Foundations make a huge contribution to development going far beyond money, and it’s a contribution that the UK government’s Department of International Development (DFID) could help to enhance. So says a newly released report on foundations produced by the UK’s International Development Committee (IDC).
Foundations have increasing influence on international development policy and, as funders using private money, they can innovate and take risks that other donors can’t. The report recommends, among other steps, that DFID include foundations as fully as possible in future development events and processes such as the High Level Forum on Aid Effectiveness in order to coordinate their work with other donors.
‘The world’s largest aid giving foundation – the Bill & Melinda Gates Foundation – has shown that risk-taking and innovation can produce outstanding results,’ says Malcolm Bruce MP, Chair of the Committee. However, while foundations’ contribution was ‘widely welcomed’ by the report, some concerns were expressed. Although foundations are in a position to take risks, they often don’t. Participants at last year’s Bellagio Forum, for example, expressed frustration about the lack of innovation often shown by foundations, and it was claimed they sometimes play it safe because they want to appear in the best possible light.
Mention of the Gates Foundation raises another set of questions. While praising its contribution to international development, the report stressed that entities of that size should not ‘create parallel structures or skew the priorities’ of other donors or recipient governments. This was a spectre that IDC apparently raised simply to dismiss – temporarily, at least – for the report appeared satisfied that at present, in the case of Gates, this wasn’t happening, but remarked it was a situation that ‘needs watching’.
There are also concerns about accountability. The downside of freedom to take risk is that foundations are often accountable only to a board of a few individuals. Compared to traditional government donors, foundation reporting is weak, especially in Europe, points out the report, noting that in the US foundations are required to list the grants they make and pay out 5 per cent of the value of their endowment each year. Improved transparency among foundations would help pre-empt the need to move to this kind of mandatory regulation in the UK, says the report. It recommends that foundations sign up to International Aid Transparency Initiative guidelines.

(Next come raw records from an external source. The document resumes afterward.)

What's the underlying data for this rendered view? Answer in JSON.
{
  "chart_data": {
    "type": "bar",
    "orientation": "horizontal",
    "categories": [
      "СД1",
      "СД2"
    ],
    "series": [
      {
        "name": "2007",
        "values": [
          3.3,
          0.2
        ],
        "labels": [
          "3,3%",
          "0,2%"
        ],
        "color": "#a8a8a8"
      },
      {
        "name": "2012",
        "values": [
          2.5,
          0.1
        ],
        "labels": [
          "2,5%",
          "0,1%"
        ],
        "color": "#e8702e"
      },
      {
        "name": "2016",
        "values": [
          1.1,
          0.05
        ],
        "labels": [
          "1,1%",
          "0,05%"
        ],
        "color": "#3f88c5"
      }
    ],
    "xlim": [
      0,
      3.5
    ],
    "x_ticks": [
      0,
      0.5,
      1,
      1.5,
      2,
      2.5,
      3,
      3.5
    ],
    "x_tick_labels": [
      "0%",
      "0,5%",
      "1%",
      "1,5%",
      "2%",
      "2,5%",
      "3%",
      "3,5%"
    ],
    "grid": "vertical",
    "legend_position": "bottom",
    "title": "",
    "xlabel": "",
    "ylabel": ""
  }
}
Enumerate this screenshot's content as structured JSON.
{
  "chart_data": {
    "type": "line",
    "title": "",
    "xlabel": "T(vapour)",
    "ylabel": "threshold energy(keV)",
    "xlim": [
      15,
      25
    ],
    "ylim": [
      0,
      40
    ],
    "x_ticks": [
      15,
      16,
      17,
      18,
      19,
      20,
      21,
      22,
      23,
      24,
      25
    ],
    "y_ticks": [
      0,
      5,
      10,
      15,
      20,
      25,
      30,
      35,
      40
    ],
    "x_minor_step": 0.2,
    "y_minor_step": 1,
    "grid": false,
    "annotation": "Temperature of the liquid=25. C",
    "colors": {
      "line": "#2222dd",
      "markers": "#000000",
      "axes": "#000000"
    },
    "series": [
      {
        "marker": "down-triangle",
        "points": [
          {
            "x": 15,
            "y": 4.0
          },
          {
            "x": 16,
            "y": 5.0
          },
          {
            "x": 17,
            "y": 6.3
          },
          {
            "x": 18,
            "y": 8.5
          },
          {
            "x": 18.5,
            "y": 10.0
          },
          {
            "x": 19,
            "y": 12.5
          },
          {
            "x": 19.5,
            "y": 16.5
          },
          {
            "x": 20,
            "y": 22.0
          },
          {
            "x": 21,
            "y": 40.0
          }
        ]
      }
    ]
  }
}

While the Gates Foundation apparently has an identified contact at DFID and has weekly ‘interactions’, smaller foundations have no such privileged position. DFID has apparently responded to IDC’s concerns on this score with the offer of hosting an annual meeting of a group of smaller foundations. The committee recommends, in addition, that DFID officials host more frequent gatherings with foundations ‘at least bi-annually or even quarterly’, and identify a named contact point with whom all foundations, large or small, can engage on a regular basis.